The problem with iron: it rusts and it sinks
I saw Iron man 2 with a friend tonight. Usually I don't make a point to write about movies, but I have to tonight. It was so abysmally bad. Robert Downey Jr?---what is going on? I paid a good $11 for the movie so I am opening up myself to be charmed, I tried my very best to be charmed but he just comes off as a brat--where's the appeal? I don't find him attractive physically, but never mind that--is he supposed to be a cute, fun-loving vulnerable guy? I don't know. Ask the screenwriter. That person should be hung. Created a new element? Oh Puh-leeze. Really, do they think the audience is that dumb? Even with my willingness to go along with the story and with the money I paid to be entertained, my suspension of disbelief refused to remained in suspension. The whole thing came flopping down about half-way through the movie. It's not that I hate Hollywood movies as Lee argues, it's simply a bad movie. I want to be entertained and I expect to be entertained. Hollywood formulaic blockbuster--that's fine, as long as it can entertain. Explosions definitely help. Stupid predictable plot didn't. Besides, everything was neither here nor there. To be honest, if they threw in a sex scene maybe it would have helped, but I don't think it would have saved the movie experience for me anyway.

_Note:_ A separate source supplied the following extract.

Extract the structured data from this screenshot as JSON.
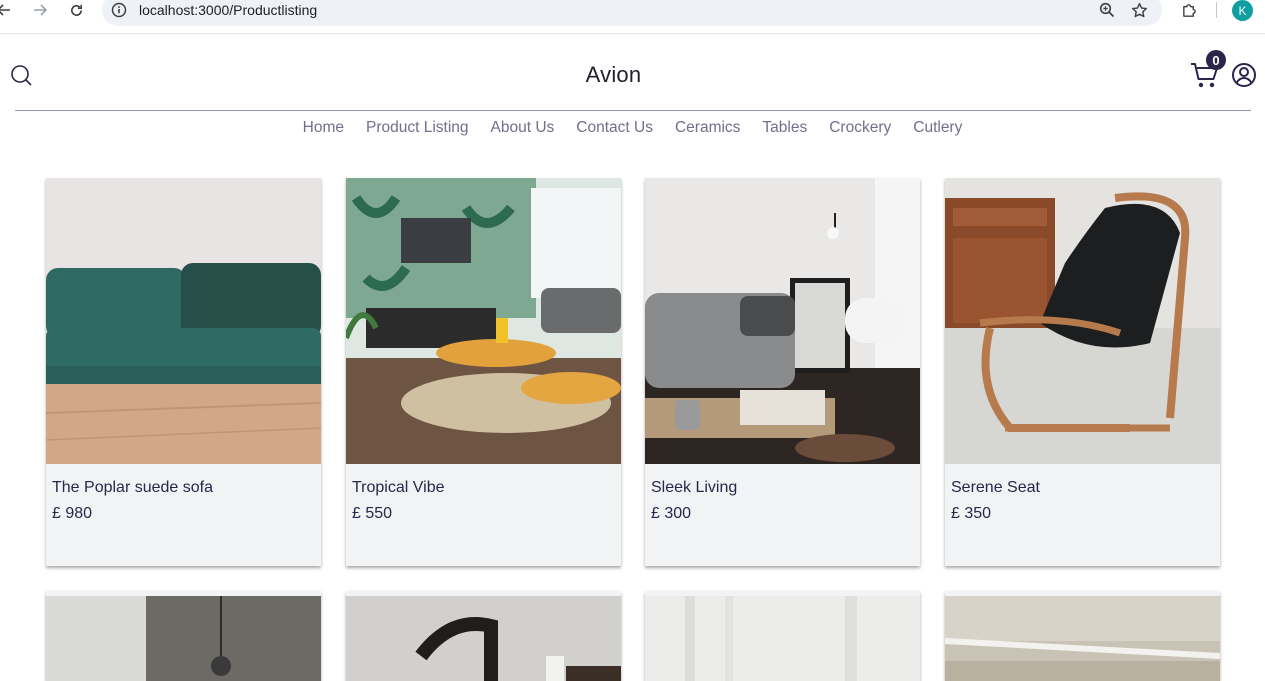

Anyone who can seriously write the scene of the father's video in there and use the line (and I quote badly): "... But my greatest creation (pause for dramatic effect) was you. " really really should be hung. Bad writing. And I rolled my eyes. Do you know how rare it is that I roll my eyes in movies? It simply hurts too much to do it, but I couldn't even control myself. After that line, the movie just went beyond the point of no return for me. It sank--that's all I can say.